Virgil Exner was a pioneer at Chrysler. He worked in Chrysler’s Advanced Styling Group, developed lower, sleeker, and more aggressive-looking automobiles for Chrysler in the 1950s. Exner also wanted maximum all-around visibility from the car’s interior and he took the design of the Norseman to the limit. The dream car was named for Exner’s ancestry.

The Norseman was designed by the Chrysler Corporation Engineering Division and built by Ghia of Turin, Italy. Ghia had experience in the construction of low-volume vehicles and one-off prototypes. Chrysler wanted a fully drivable vehicle, not just a rolling mockup, so all normal systems for the powertrain, braking, suspension, were installed. Power was from a modified 331 cu in (5.4 L) Chrysler Hemi engine producing 235 hp (175 kW; 238 PS) with a pushbutton-controlled Powerflite automatic transmission. The body panels on the car were made of aluminum with “a sharply sloping hood, upswept tail fins and a covered, smooth underbody for aerodynamic efficiency. The Norseman combined a sweeping fastback rear end design and Chrysler’s own take on a tailfin and bumper treatment.”
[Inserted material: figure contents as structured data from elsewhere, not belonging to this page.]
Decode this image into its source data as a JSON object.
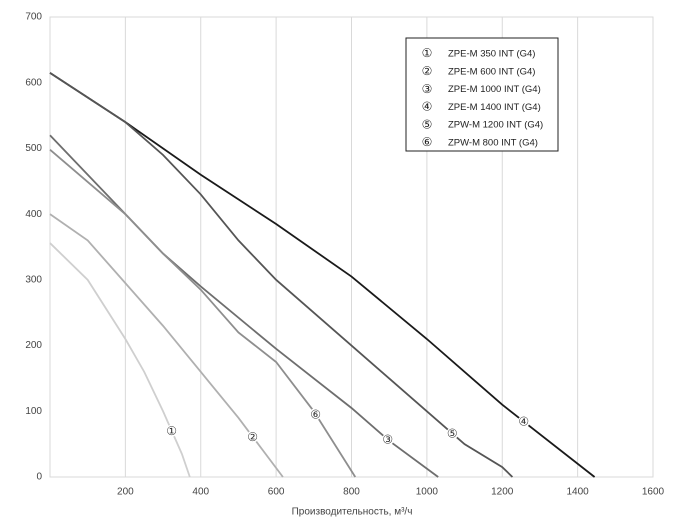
{
  "chart_data": {
    "type": "line",
    "x_label": "Производительность,  м³/ч",
    "xlim": [
      0,
      1600
    ],
    "xticks": [
      200,
      400,
      600,
      800,
      1000,
      1200,
      1400,
      1600
    ],
    "ylim": [
      0,
      700
    ],
    "yticks": [
      0,
      100,
      200,
      300,
      400,
      500,
      600,
      700
    ],
    "grid": "x",
    "legend": "upper right",
    "series": [
      {
        "name": "ZPE-M 350 INT (G4)",
        "marker": "①",
        "color": "#cfcfcf",
        "x": [
          0,
          100,
          200,
          250,
          300,
          350,
          371
        ],
        "values": [
          356,
          300,
          210,
          160,
          100,
          35,
          0
        ]
      },
      {
        "name": "ZPE-M 600 INT (G4)",
        "marker": "②",
        "color": "#b0b0b0",
        "x": [
          0,
          100,
          200,
          300,
          400,
          500,
          618
        ],
        "values": [
          400,
          360,
          295,
          230,
          160,
          90,
          0
        ]
      },
      {
        "name": "ZPE-M 1000 INT (G4)",
        "marker": "③",
        "color": "#6e6e6e",
        "x": [
          0,
          200,
          300,
          400,
          600,
          800,
          900,
          1030
        ],
        "values": [
          520,
          400,
          340,
          290,
          195,
          105,
          55,
          0
        ]
      },
      {
        "name": "ZPE-M 1400 INT (G4)",
        "marker": "④",
        "color": "#1a1a1a",
        "x": [
          0,
          200,
          400,
          600,
          800,
          1000,
          1200,
          1445
        ],
        "values": [
          615,
          540,
          460,
          385,
          305,
          210,
          110,
          0
        ]
      },
      {
        "name": "ZPW-M 1200 INT (G4)",
        "marker": "⑤",
        "color": "#555555",
        "x": [
          0,
          200,
          300,
          400,
          500,
          600,
          700,
          800,
          900,
          1000,
          1100,
          1200,
          1227
        ],
        "values": [
          615,
          540,
          490,
          430,
          360,
          300,
          250,
          200,
          150,
          100,
          50,
          15,
          0
        ]
      },
      {
        "name": "ZPW-M 800 INT (G4)",
        "marker": "⑥",
        "color": "#8e8e8e",
        "x": [
          0,
          200,
          300,
          400,
          500,
          600,
          700,
          810
        ],
        "values": [
          498,
          400,
          340,
          285,
          220,
          175,
          100,
          0
        ]
      }
    ]
  }
}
More difficult to fabricate was its unusual cantilevered roof, which was secured to the body only at the rear C Pillars. There were no side pillars, and at the front the roof rested only lightly on a fully frameless windshield. An advanced 12 square foot power sliding glass panel sunroof feature was difficult to integrate into a slender roof structure lacking A-pillar support at the front. The windshield and roof glass was specially made by PPG Industries to provide strength and be shatterproof. The door glass was ventless (having no small vent window at the front), a styling theme that would become popular some fifteen years later. The interior featured four bucket seats and the retractable reel-type seatbelts were mounted in the door and fastened across the occupants to the full-length center console which was later adopted in the early 1990s to satisfy passive restraint regulations enacted by the US Department of Transportation. Other features included concealed automatic headlights, door handles, and concealed trunk lid opening device.
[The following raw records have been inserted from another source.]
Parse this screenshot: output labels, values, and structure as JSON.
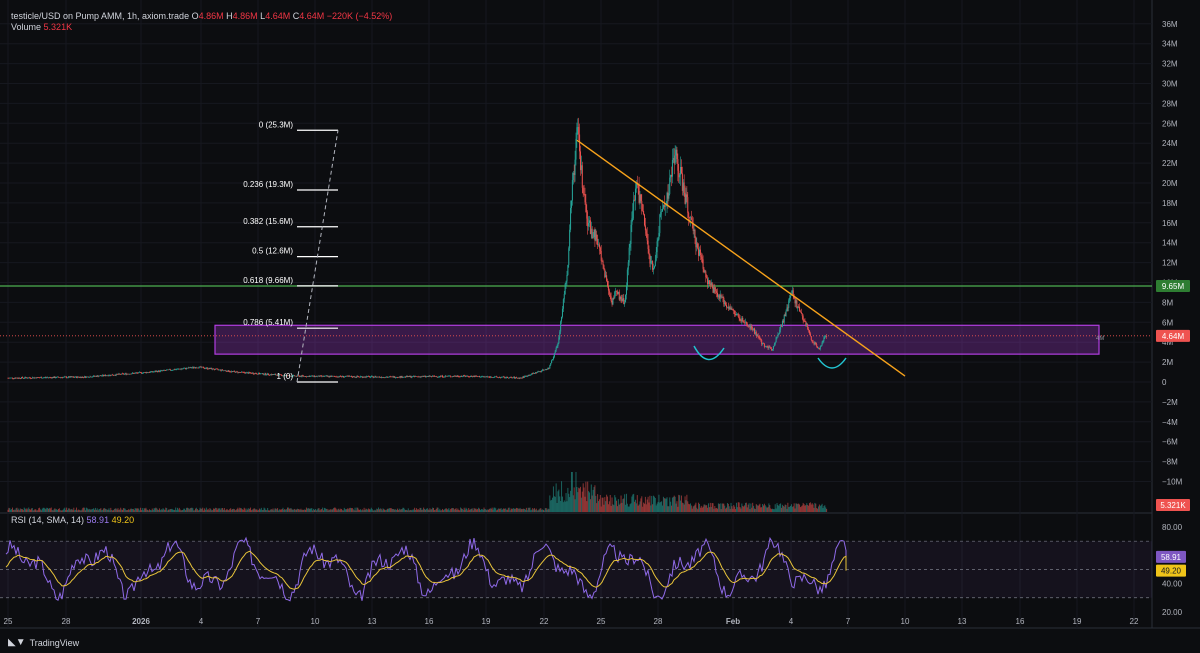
{
  "header": {
    "symbol": "testicle/USD on Pump AMM, 1h, axiom.trade",
    "o_label": "O",
    "o_value": "4.86M",
    "h_label": "H",
    "h_value": "4.86M",
    "l_label": "L",
    "l_value": "4.64M",
    "c_label": "C",
    "c_value": "4.64M",
    "change": "−220K (−4.52%)",
    "volume_label": "Volume",
    "volume_value": "5.321K"
  },
  "rsi_header": {
    "label": "RSI (14, SMA, 14)",
    "rsi_value": "58.91",
    "sma_value": "49.20"
  },
  "branding": {
    "text": "TradingView"
  },
  "colors": {
    "up": "#26a69a",
    "down": "#ef5350",
    "fib": "#ffffff",
    "trend": "#f7a21b",
    "support": "#4caf50",
    "zone": "#b13ee0",
    "arc": "#22c3d0",
    "rsi": "#8f6ae8",
    "rsi_sma": "#e8c43a"
  },
  "chart_data": [
    {
      "type": "candlestick",
      "price_axis": {
        "min": -12,
        "max": 37,
        "ticks": [
          "36M",
          "34M",
          "32M",
          "30M",
          "28M",
          "26M",
          "24M",
          "22M",
          "20M",
          "18M",
          "16M",
          "14M",
          "12M",
          "10M",
          "8M",
          "6M",
          "4M",
          "2M",
          "0",
          "−2M",
          "−4M",
          "−6M",
          "−8M",
          "−10M"
        ],
        "tick_values": [
          36,
          34,
          32,
          30,
          28,
          26,
          24,
          22,
          20,
          18,
          16,
          14,
          12,
          10,
          8,
          6,
          4,
          2,
          0,
          -2,
          -4,
          -6,
          -8,
          -10
        ]
      },
      "time_axis": {
        "labels": [
          "25",
          "28",
          "2026",
          "4",
          "7",
          "10",
          "13",
          "16",
          "19",
          "22",
          "25",
          "28",
          "Feb",
          "4",
          "7",
          "10",
          "13",
          "16",
          "19",
          "22"
        ]
      },
      "price_path_millions": [
        [
          0,
          0.4
        ],
        [
          8,
          0.5
        ],
        [
          15,
          1.0
        ],
        [
          20,
          1.5
        ],
        [
          24,
          1.0
        ],
        [
          30,
          0.6
        ],
        [
          40,
          0.5
        ],
        [
          48,
          0.6
        ],
        [
          54,
          0.4
        ],
        [
          57,
          1.4
        ],
        [
          58,
          4.0
        ],
        [
          58.5,
          8.0
        ],
        [
          59,
          12.0
        ],
        [
          59.3,
          18.0
        ],
        [
          59.7,
          22.0
        ],
        [
          60,
          25.3
        ],
        [
          60.6,
          19.0
        ],
        [
          61,
          16.0
        ],
        [
          62,
          14.5
        ],
        [
          63,
          10.5
        ],
        [
          63.6,
          8.0
        ],
        [
          64,
          9.0
        ],
        [
          65,
          8.0
        ],
        [
          65.6,
          15.0
        ],
        [
          66.2,
          20.0
        ],
        [
          66.7,
          18.0
        ],
        [
          67.5,
          13.0
        ],
        [
          68,
          11.0
        ],
        [
          68.8,
          17.0
        ],
        [
          69.6,
          19.0
        ],
        [
          70.2,
          23.0
        ],
        [
          70.8,
          21.0
        ],
        [
          71.5,
          18.0
        ],
        [
          72.2,
          15.0
        ],
        [
          73,
          12.5
        ],
        [
          73.8,
          10.0
        ],
        [
          74.5,
          9.0
        ],
        [
          75.5,
          8.0
        ],
        [
          76.5,
          7.0
        ],
        [
          77.5,
          6.0
        ],
        [
          78.5,
          5.3
        ],
        [
          79.5,
          3.8
        ],
        [
          80.5,
          3.3
        ],
        [
          81.2,
          5.0
        ],
        [
          82,
          7.0
        ],
        [
          82.6,
          9.1
        ],
        [
          83.2,
          7.5
        ],
        [
          84,
          6.0
        ],
        [
          84.8,
          4.0
        ],
        [
          85.5,
          3.4
        ],
        [
          86,
          4.5
        ],
        [
          86.3,
          4.64
        ]
      ],
      "volume_path": "spike near Jan 10 then declining",
      "fibonacci": [
        {
          "label": "0 (25.3M)",
          "value": 25.3
        },
        {
          "label": "0.236 (19.3M)",
          "value": 19.3
        },
        {
          "label": "0.382 (15.6M)",
          "value": 15.6
        },
        {
          "label": "0.5 (12.6M)",
          "value": 12.6
        },
        {
          "label": "0.618 (9.66M)",
          "value": 9.66
        },
        {
          "label": "0.786 (5.41M)",
          "value": 5.41
        },
        {
          "label": "1 (0)",
          "value": 0
        }
      ],
      "support_line": {
        "value": 9.65,
        "label": "9.65M"
      },
      "demand_zone": {
        "low": 2.8,
        "high": 5.7
      },
      "trendline": {
        "from": [
          62,
          24.3
        ],
        "to": [
          93,
          0.6
        ]
      },
      "last_price": {
        "value": 4.64,
        "label": "4.64M"
      },
      "volume_tag": "5.321K",
      "extra_axis_label": "4M"
    },
    {
      "type": "line",
      "name": "RSI",
      "rsi_axis": {
        "ticks": [
          "80.00",
          "60.00",
          "40.00",
          "20.00"
        ],
        "tick_values": [
          80,
          60,
          40,
          20
        ],
        "band": [
          70,
          30
        ]
      },
      "rsi_last": "58.91",
      "sma_last": "49.20"
    }
  ]
}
Building the complicated car, with its advanced features, took fifteen months and the car was finally delivered. it was estimated to cost US$150,000 (in 1956 dollars). The car missed its intended cargo shipment from Italy and was instead put into a container on the next available ship, the passenger ocean liner SS Andrea Doria

The car was to be a featured attraction of Chrysler’s auto show exhibit for 1957 and was shipped from Turin by Ghia to New York City in July 1956. The car was shipped on the ocean liner SS Andrea Doria, which was involved in a collision off the coast of Massachusetts and sank, with the loss of fifty-one lives and all cargo.

The beautiful, one-of-a-kind automobile was a “fascinating casualty” of the sinking of the Andrea DoriaAs a result, the car was never shown to the public and was never seen by most of the stylists who worked on it. It is known to automotive historians, however, through photographs and specifications. Chrysler never used the cantilevered roof design in any subsequent vehicle.

Automotive designer Dick Teague, who worked for Chrysler as a stylist during the mid-1950s, was responsible for many of American Motors’ vehicles and the “Norseman’s resemblance to the 1965 Rambler Marlin fastback coupe, or vice versa, was uncanny.”

The remains of the Norseman were found in Andrea Doria’s number two cargo hold in 1994 by diver David Bright. By the time it was found, it had disintegrated into a pile of debris with only the wheels still being recognizable.